Bien qu’assez ‘’ frustre et renfrogné ‘’, c’est un maçon qualifié et habile en gros travaux qui, par exemple, seront ceux faisant le renouvellement des blocs de pierres taillées des murs de l’écluse de La Plante.

Pour faire bien plus, et avoir toutes faveurs, depuis de très longs mois, il est l’amant de Cécile, maintenant juste devenue veuve, et qui sera bien trop vite exposée à la vindicte des villageois ne pouvant comprendre ce ‘’ nouvel et prompt amour si grandement exposé ‘’!

Lors de l’enterrement de François (voir article du journal l’Avenir) ils seront tous deux

à la limite de l’enlacement et de l’expression amoureuse ! Cela fera beaucoup jasez et mettre mal-à-l’aise de nombreuses personnes très attachées à la personnalité chaleureuse du défunt !

Dans les jours qui suivirent, elle fit dire – par l’intermédiaire de Léon – qu’elle ne nous avait jamais aimés, qu’elle avait été obligée par son mari de nous tolérer, et qu’elle avait décidé – en plein accord avec Léon – de rompre immédiatement tous liens, de toute nature, et de se libérer de tous engagements pris par le défunt au profit exclusif de son frère et de son épouse !

Mes parents étaient ainsi obligés de rassembler rapidement tous les matériaux, matériels et autres éléments mis à leur disposition, pour qu’un camion vienne bien rapidement tout recharger et tout définitivement emporter !

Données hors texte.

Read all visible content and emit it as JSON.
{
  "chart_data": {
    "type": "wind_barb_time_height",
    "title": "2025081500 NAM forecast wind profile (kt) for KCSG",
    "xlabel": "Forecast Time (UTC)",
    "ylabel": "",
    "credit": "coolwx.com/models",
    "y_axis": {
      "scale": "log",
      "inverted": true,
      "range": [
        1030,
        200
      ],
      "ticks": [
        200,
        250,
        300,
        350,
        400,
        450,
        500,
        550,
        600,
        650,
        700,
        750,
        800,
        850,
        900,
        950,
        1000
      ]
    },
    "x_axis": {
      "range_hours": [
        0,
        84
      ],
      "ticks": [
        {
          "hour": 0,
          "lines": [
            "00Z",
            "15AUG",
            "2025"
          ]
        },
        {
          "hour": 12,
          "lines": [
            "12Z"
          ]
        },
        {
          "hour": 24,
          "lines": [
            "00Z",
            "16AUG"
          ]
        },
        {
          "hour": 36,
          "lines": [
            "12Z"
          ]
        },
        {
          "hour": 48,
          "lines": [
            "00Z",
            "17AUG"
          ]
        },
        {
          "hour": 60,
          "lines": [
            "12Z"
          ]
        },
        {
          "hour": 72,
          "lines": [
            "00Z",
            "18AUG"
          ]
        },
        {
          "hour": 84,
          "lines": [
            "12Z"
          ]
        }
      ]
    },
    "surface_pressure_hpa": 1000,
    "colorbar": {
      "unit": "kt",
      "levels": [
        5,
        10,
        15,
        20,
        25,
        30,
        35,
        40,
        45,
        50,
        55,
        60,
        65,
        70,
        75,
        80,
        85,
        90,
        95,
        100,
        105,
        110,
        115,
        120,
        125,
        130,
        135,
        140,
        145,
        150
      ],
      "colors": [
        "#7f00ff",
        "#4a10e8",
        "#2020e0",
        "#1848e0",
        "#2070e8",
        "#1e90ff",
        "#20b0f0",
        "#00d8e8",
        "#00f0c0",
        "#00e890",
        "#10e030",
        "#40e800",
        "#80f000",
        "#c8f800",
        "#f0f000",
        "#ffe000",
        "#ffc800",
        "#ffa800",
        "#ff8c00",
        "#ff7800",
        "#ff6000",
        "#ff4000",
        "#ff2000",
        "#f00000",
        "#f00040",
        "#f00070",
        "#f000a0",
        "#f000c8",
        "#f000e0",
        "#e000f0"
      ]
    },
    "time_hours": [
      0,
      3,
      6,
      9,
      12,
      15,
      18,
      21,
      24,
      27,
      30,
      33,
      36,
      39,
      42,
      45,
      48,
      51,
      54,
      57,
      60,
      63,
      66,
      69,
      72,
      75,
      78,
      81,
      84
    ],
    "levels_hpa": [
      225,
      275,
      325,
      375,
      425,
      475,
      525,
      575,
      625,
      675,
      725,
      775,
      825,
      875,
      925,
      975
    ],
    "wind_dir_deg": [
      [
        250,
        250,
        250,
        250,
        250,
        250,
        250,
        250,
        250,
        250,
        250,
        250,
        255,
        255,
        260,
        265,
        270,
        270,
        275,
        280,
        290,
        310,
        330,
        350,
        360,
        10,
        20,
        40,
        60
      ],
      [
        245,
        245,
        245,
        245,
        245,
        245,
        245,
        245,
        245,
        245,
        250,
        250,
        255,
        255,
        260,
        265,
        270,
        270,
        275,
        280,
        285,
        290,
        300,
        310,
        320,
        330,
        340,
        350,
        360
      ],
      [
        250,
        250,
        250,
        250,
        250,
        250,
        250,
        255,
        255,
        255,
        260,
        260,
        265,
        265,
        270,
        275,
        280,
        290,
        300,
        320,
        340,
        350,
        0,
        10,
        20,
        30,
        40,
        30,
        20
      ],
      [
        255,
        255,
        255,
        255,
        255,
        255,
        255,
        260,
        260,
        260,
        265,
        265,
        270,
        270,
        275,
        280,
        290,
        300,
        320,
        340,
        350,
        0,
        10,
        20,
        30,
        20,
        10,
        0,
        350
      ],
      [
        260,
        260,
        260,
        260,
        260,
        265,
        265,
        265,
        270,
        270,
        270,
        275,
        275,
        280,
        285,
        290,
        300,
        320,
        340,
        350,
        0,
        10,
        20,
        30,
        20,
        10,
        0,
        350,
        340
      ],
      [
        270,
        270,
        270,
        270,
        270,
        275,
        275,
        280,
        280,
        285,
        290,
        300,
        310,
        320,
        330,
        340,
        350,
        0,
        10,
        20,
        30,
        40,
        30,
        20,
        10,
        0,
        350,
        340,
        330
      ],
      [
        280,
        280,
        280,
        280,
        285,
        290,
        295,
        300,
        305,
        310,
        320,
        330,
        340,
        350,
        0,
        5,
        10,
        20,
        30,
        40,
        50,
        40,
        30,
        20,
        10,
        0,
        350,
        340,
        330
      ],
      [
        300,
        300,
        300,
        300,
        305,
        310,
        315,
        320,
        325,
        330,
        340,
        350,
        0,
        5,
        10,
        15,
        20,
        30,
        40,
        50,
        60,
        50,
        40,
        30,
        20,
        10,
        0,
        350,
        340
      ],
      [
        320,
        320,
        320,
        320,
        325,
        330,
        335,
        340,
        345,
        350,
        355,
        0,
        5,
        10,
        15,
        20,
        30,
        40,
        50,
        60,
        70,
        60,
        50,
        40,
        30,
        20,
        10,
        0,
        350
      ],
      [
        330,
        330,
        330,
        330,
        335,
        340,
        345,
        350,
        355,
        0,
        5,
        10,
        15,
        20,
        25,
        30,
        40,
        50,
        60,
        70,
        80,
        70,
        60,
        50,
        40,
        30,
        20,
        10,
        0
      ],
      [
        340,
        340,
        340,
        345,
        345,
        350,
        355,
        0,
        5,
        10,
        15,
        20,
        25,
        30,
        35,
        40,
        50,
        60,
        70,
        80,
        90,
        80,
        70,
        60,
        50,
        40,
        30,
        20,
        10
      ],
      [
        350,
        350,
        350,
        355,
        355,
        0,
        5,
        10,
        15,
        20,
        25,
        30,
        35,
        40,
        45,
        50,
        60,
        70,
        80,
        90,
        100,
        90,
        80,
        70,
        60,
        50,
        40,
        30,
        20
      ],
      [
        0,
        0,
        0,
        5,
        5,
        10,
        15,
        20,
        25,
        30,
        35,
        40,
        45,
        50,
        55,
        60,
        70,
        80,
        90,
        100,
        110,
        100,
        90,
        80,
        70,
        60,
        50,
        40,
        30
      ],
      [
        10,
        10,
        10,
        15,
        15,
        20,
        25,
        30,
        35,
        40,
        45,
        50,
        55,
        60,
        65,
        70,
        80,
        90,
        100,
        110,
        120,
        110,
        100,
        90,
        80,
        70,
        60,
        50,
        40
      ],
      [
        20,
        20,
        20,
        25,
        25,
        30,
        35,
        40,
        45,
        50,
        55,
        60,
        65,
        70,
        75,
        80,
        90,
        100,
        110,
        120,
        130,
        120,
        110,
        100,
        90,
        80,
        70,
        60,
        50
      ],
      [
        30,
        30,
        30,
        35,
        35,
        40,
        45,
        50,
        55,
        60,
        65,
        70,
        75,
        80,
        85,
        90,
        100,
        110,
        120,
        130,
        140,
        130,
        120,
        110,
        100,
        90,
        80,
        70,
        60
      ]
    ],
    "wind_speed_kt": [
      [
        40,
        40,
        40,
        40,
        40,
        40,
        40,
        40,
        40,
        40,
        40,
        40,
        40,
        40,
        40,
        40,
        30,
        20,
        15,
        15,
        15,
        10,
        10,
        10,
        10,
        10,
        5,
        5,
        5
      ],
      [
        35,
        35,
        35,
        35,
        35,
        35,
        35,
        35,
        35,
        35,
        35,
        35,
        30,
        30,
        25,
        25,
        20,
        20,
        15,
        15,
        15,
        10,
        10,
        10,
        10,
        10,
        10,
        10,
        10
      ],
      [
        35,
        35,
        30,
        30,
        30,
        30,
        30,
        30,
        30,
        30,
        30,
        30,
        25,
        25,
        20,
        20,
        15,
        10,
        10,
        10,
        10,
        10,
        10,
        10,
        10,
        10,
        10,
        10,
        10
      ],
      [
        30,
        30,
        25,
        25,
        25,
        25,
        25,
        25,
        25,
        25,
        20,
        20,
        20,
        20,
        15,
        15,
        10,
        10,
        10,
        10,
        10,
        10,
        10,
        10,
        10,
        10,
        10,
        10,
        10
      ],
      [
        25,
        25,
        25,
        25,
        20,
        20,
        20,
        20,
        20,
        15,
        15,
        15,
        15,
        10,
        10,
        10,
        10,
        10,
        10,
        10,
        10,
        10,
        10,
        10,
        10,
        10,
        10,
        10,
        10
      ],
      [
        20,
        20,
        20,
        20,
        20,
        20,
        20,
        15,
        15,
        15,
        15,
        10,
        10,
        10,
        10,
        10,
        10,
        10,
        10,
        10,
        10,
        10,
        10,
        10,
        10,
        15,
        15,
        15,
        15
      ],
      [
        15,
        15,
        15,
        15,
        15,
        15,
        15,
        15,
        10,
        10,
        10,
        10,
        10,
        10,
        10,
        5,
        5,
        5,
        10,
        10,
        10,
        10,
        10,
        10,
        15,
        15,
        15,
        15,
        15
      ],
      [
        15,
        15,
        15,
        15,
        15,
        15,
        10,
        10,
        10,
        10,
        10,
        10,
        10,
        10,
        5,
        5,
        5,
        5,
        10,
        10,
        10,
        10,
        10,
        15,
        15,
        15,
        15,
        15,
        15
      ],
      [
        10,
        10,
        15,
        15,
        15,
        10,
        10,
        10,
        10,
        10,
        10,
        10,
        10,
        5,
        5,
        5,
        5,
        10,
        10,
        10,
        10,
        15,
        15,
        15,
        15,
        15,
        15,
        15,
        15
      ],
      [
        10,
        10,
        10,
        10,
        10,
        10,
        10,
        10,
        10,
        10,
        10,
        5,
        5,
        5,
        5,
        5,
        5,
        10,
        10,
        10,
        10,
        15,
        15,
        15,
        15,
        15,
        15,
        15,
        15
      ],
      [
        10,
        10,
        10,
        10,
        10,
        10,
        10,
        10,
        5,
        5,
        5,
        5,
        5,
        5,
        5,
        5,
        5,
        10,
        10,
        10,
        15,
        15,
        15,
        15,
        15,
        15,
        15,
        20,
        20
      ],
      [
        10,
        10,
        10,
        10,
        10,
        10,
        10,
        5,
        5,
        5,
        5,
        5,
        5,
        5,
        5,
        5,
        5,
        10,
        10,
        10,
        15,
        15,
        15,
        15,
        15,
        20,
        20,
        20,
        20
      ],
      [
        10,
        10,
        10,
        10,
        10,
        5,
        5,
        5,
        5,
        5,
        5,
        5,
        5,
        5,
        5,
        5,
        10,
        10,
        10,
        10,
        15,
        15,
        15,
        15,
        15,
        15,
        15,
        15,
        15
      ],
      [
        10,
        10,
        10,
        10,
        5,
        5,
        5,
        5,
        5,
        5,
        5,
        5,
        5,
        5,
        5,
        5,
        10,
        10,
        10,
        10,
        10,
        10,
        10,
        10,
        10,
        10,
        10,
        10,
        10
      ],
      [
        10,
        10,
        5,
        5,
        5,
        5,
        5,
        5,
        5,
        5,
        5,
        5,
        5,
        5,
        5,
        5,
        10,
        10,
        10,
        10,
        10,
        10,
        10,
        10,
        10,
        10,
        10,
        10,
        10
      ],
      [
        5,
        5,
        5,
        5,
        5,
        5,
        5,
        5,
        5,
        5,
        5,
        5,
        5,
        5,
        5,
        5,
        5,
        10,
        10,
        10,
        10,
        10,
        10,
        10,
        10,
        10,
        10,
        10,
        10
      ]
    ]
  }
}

De plus, mon père était ‘’ chassé ‘’ de cette équipe très performante et fort soudée ! Plus de bons salaires préférentiels, plus de primes d’accomplissements ! OUT !

Pourtant, les engagements financiers pris par eux pour la construction de la maison courraient à vive allure ! A beaucoup trop vive allure pour pouvoir suivre le rythme des nombreux et trop lourds remboursements à faire.

Le futur bâtiment était là, semi abandonné ! Les bruits engendrés par les outils mis à l’ouvrage, s’étaient estompés puis, avaient complétement disparus …

Georges trouvant rapidement du travail dans une autre entreprise (mais aux conditions de simple ouvrier) fera l’impossible pour poursuivre ‘’ seul ‘’la construction de la maison.

Chaque jour, après son retour en vélo de Namur, où il était au travail, parfois ramenant un sac de ciment fixé sur le cadre, il se mettait ainsi au travail pendant quelques heures !

Toutes les longues journées du samedi, du dimanche, et des jours fériés, il était à l’œuvre !

Pour l’aider, ma mère et moi (alors âgé de sept ans lui préparions de notre mieux et ‘’ à l’avance ‘’ son mortier en mélangeant sur une grande tôle de fer, trois brouettes de sable et un sac de ciment. L’ajout d’eau devait toujours être très précis pour que le ‘’ mélange ‘’ réalisé soit toujours juste à point ! Ni trop dur, ni trop liquide ! De fait, un vrai bon mortier pour professionnels !

Une fois réalisé, par demi-seau ou par petit bac porté sur l’épaule (car c’était malgré tout fort lourd) nous montions l’échelle pour aller en verser le contenu dans des cuvelles faites de barils découpés à mi-hauteur pour en faire chaque fois deux ‘’ bacs à mortier ‘’ identiques.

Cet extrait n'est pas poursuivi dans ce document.